Category: Managing Water Quality and Precipitation Anomalies
Project Team: Lake Victoria Water Resources II
Team Location: NASA Marshall Space Flight Center at NSSTC – Huntsville, Alabama
Jeanné le Roux
Daryl Ann Winstead
Dr. Jeffrey Luvall (NASA at the National Space Science and Technology Center)
Dr. Robert Griffin (The University of Alabama in Huntsville)
Africa Flores (NASA SERVIR Coordination Office at MSFC)
Dr. Joe Ortiz (Kent State University)
Dulci Avouris (Kent State University)
Nick Rousseau (Center Lead)
Lake Victoria has a surface area of 68,800 square kilometers, making it the largest lake in Africa. The lake is surrounded by Kenya, Tanzania, and Uganda and is home to more than 30 million people. These people rely on the lake for all aspects of their lives including fishing, agriculture, and industrial applications. However, the increasing population has negatively impacted water quality due to sewage, as well as agricultural and industrial runoff. Furthermore, the introduction of Eichhornia crassipes, or water hyacinth, has been detrimental to local communities by blocking fishing access and providing breeding grounds for diseases carried by mosquitoes and snails.
Ongoing efforts between the NASA SERVIR Coordination Office at Marshall Space Flight Center, the SERVIR-Eastern and Southern Africa Hub, the Regional Centre for Mapping of Resources for Development (RCMRD), and the Makerere University Department of Geomatics and Land Management have been assessing and monitoring water quality parameters, such as chlorophyll concentration, temperature, and turbidity, for Lake Victoria using the Moderate Resolution Imaging Spectrometer (MODIS) sensor on the Aqua satellite. This project sought to include the use of Sentinel-2 Multispectral Imager (MSI), as well as the Operational Land Imager (OLI) sensor on Landsat 8, to assess water hyacinth presence in addition to current monitoring activities. This study focused on the Winam Gulf region of Lake Victoria in Kenya since this area experiences abundant water hyacinth activity and has been identified by RCMRD as an area of focus.

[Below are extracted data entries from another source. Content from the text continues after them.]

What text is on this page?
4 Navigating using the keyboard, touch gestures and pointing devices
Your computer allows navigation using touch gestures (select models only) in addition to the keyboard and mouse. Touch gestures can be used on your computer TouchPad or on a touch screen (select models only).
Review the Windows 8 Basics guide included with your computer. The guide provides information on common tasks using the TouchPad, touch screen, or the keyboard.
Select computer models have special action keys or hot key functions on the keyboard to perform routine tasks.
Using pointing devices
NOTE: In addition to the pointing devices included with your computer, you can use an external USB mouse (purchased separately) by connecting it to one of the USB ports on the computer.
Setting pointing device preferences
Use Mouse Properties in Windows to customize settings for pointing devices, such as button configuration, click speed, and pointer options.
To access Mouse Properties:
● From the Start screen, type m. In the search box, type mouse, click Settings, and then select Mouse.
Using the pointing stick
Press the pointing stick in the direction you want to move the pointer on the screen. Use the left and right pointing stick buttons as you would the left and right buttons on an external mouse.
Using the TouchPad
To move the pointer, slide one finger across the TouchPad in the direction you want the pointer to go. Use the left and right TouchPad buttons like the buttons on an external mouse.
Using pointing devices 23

As a continuation of the Lake Victoria Water Resources project from fall 2015, this project used data previously collected to create an automated model to detect water hyacinth. This model employed Python scripting to continuously download and process new Landsat 8 images and automate the methodology for Sentinel-2 images. These end products will be utilized by partner organizations in their water hyacinth monitoring efforts.